To further evaluate the potential of macrolide antibiotics to control adverse events in COPD (AECOPD), Dr. Albert and his colleagues conducted a prospective double-blind, placebo-controlled trial in which 1142 patients with a clinical diagnosis of COPD were randomized to receive either azithromycin 250 mg (n = 558) or placebo (n = 559) daily for 1 year.

Subjects were 40 years of age or older and were required to have an increased risk for AECOPDs. All were using supplemental oxygen or received systemic corticosteroids for an AECOPD in the previous year.

Patients with asthma, bronchiectasis, hepatic or renal insufficiency, resting tachycardia, a prolonged QTc, or predefined audiometric abnormalities were excluded.

The results showed a statistically significant difference in the amount of time from baseline to the first AECOPD between the 2 groups; the median time to the first exacerbation was 266 days in the azithromycin group and just 174 days in the placebo group, Dr. Albert reported.

The frequency of acute exacerbations between the 2 groups was also significantly different, with the azithromycin group experiencing 741 acute exacerbations, translating into 1.47 episodes per patient year, and the placebo group experiencing 900 exacerbations, or 1.84 episodes per patient year (P = .004).

"This was a highly statistically significant difference," Dr. Albert noted.

The results showed a significantly lower frequency of visits to the doctor's office in the azithromycin group; there were no differences in adverse events such as pneumonia, QT prolongation, or fatal events.

One area of concern, however, was higher rate of hearing decrements in the azithromycin than in the placebo group (25% vs 19%; P = .022).

Although the difference was statistically significant, Dr. Albert noted that the mean change in hearing decibels was "extremely small" — 0.7 decibels in the azithromycin group compared with no change in the placebo group at 3 months. There was no significant difference at 0 to 12 months."

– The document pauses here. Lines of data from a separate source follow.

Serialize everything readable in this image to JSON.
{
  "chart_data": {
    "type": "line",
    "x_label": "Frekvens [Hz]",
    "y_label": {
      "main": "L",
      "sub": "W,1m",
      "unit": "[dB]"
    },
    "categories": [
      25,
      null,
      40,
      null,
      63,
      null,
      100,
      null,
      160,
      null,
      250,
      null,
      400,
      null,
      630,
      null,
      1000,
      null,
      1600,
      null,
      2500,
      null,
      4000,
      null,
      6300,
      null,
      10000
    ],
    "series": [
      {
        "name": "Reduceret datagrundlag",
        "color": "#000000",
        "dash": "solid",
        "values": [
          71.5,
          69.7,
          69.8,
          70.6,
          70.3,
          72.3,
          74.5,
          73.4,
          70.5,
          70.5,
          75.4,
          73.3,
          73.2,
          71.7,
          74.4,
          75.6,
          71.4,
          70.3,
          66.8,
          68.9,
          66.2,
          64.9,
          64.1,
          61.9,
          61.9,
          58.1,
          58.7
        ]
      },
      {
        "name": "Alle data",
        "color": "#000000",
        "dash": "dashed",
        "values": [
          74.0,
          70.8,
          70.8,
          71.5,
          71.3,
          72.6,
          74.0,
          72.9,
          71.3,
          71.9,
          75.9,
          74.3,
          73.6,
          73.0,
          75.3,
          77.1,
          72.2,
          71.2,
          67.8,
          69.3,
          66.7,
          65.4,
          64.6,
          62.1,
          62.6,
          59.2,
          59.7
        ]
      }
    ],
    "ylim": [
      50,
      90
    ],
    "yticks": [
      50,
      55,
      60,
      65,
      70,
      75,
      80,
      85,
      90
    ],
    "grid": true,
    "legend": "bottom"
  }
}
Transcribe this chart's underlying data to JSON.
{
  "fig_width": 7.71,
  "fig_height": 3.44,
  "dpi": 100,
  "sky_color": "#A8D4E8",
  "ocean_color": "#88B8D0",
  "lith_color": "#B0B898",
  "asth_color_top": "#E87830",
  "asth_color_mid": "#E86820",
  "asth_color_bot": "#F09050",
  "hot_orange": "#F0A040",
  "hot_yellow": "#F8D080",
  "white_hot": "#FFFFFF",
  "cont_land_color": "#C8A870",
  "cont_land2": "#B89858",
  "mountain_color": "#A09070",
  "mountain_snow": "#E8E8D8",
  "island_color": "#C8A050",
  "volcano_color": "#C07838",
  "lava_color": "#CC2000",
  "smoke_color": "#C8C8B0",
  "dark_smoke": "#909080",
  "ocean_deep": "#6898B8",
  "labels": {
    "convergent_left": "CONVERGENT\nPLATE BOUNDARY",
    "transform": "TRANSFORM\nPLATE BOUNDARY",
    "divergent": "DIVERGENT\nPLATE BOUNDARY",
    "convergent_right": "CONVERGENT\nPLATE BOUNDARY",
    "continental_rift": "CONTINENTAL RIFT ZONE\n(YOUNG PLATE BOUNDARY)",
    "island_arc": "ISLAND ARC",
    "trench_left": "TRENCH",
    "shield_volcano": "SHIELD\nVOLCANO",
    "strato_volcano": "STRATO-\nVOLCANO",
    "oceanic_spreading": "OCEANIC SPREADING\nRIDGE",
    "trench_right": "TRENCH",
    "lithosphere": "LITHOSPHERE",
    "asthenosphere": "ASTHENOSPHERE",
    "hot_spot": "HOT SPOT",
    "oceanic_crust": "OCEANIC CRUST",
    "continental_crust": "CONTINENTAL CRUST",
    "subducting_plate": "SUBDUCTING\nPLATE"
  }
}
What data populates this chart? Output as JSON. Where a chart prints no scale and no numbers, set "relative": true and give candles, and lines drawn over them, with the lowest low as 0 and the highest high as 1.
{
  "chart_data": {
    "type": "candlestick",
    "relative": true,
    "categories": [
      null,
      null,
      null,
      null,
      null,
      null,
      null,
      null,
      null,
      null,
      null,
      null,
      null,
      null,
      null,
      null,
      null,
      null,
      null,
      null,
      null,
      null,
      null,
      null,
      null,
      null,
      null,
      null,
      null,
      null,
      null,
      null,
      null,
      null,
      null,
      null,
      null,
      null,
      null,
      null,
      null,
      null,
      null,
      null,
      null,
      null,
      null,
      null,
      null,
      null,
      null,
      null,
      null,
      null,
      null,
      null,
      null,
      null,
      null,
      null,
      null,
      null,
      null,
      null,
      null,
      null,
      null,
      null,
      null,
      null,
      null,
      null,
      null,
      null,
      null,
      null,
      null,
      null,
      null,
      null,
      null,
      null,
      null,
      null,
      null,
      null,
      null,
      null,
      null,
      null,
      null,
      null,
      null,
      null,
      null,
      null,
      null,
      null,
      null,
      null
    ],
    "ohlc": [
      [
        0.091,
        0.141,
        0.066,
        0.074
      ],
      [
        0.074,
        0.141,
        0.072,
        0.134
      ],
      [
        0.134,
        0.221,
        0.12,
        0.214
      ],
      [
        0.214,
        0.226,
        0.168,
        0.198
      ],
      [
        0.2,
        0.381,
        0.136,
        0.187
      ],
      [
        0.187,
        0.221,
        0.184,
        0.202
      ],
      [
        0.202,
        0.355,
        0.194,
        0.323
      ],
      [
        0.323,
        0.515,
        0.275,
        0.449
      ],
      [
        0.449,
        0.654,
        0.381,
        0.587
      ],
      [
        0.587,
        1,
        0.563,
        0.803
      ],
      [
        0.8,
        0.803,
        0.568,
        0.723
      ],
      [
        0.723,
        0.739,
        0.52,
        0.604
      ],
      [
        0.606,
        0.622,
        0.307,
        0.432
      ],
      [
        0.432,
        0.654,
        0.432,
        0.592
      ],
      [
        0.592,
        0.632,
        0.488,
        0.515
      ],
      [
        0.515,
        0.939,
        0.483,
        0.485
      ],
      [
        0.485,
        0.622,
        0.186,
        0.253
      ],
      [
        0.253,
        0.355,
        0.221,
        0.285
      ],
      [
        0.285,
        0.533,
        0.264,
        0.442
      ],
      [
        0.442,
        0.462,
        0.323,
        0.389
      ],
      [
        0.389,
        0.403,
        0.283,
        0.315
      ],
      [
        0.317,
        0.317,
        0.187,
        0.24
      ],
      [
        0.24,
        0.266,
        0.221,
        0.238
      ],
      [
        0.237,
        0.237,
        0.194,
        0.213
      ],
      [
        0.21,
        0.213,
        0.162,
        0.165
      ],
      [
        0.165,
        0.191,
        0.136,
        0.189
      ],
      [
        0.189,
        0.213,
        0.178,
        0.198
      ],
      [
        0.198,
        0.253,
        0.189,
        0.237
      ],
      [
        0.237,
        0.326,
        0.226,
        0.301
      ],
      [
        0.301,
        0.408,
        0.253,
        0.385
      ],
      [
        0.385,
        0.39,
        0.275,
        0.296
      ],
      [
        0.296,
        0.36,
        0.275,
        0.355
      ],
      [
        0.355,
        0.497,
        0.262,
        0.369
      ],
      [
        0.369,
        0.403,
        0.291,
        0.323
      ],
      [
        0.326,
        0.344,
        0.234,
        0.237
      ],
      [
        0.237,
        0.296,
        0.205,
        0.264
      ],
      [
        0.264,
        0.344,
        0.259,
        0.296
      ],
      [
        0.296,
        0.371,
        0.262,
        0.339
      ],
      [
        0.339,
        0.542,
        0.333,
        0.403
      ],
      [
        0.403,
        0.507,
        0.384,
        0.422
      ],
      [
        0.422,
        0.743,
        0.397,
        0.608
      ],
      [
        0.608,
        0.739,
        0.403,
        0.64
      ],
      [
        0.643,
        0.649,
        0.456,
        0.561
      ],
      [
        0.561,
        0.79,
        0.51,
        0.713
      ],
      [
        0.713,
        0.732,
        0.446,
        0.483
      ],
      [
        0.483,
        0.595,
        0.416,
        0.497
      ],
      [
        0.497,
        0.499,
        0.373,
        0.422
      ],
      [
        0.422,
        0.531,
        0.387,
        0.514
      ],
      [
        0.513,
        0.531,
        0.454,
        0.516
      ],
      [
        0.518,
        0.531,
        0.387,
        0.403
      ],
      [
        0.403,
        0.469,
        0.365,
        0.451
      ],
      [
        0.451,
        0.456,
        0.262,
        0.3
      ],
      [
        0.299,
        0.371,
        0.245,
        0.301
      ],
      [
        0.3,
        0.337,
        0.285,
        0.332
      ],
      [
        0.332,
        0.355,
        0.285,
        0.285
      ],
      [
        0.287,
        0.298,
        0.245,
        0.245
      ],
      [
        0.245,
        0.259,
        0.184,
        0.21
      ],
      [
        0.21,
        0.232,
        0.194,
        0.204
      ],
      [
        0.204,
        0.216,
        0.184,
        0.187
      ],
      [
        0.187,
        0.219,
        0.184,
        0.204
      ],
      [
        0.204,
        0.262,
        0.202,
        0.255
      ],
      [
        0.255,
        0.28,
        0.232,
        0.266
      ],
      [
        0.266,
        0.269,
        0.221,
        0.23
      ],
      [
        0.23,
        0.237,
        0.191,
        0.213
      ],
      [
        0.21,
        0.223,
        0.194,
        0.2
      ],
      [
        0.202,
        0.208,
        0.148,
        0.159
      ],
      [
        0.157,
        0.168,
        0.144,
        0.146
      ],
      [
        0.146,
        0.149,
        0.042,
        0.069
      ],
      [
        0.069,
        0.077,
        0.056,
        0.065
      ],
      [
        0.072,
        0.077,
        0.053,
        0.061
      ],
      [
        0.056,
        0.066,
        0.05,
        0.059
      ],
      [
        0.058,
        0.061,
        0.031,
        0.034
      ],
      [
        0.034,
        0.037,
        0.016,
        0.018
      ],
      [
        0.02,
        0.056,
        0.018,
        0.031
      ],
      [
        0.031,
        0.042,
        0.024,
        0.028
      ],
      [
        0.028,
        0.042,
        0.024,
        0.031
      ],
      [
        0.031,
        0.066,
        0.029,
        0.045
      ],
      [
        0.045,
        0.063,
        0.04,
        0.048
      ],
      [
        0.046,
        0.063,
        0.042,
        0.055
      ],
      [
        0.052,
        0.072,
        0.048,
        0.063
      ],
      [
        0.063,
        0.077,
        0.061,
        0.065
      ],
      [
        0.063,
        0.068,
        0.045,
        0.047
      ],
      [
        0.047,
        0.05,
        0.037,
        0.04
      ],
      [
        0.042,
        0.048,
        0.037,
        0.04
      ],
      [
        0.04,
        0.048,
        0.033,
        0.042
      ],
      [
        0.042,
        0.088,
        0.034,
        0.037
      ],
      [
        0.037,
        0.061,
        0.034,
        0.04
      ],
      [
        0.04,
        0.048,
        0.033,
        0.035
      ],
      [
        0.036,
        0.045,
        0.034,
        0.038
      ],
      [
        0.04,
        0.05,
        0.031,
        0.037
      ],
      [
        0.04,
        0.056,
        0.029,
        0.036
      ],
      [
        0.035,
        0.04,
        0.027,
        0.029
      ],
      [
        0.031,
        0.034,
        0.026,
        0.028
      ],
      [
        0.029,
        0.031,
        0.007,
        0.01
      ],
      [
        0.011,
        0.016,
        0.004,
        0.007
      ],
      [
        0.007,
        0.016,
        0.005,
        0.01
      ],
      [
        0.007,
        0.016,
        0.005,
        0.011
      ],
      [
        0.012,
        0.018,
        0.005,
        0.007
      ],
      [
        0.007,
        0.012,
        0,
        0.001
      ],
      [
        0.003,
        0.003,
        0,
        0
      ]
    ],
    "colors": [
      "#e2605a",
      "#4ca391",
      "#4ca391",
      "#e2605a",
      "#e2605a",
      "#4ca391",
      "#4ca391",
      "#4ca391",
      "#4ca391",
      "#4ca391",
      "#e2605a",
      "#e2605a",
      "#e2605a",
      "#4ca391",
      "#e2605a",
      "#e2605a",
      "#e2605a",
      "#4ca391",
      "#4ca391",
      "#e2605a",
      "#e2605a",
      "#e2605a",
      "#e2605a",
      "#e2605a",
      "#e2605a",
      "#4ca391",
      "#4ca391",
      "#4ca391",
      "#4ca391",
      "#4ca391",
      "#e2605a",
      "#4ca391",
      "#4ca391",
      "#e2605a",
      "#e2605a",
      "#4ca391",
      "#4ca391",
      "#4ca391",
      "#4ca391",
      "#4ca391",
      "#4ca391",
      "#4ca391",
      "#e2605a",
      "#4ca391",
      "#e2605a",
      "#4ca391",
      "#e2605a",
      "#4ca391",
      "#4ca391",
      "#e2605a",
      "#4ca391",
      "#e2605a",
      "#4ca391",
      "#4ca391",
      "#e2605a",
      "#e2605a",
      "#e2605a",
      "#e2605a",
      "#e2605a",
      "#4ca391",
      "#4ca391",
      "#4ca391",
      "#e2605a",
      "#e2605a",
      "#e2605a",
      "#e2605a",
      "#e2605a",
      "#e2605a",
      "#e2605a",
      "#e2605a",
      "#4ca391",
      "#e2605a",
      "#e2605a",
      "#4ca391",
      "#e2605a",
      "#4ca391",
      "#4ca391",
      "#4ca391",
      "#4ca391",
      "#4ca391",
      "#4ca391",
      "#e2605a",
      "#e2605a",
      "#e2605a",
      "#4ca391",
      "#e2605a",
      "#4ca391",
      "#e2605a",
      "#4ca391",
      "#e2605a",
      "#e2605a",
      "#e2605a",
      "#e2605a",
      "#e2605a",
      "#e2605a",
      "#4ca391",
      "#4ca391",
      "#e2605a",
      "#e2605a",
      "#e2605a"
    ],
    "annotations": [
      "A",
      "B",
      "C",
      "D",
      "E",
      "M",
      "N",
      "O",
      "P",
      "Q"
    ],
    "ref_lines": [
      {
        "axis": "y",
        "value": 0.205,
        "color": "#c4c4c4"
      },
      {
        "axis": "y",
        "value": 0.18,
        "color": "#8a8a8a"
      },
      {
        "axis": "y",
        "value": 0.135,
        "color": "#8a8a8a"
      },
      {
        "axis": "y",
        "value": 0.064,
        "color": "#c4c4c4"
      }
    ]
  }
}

He added that the research team received data indicating that the audiometry used might have overestimated the degree of hearing decrement. Similar hearing decrements were observed in the placebo group.

"We believe that while there are differences in the degree of differences in which azithromycin causes hearing disorders, we think we have overestimated that frequency in both groups," he said.

Michael S. Schechter, MD, associate professor, division of pediatric pulmonary, allergy, cystic fibrosis, and sleep at Emory University in Atlanta, Georgia, noted that chronic macrolide therapy has, as Dr. Albert mentioned, been used for other indications, and hearing decrements have not been widely reported.

"The reason that we can be comfortable that this is probably not a big concern, but likely a statistical aberration, is that chronic macrolide therapy has been used in a number of diseases (including cystic fibrosis, which is my area of interest)," he said. "And hearing loss has not, to my knowledge, been found to be a problem."

The study and abstract were funded by National Institutes of Health–National Heart, Lung, and Blood Institute grants. Dr. Albert and Dr. Schechter have disclosed no relevant financial relationships.

American Thoracic Society (ATS) 2011 International Conference: Abstract 22714. Presented May 17, 2011.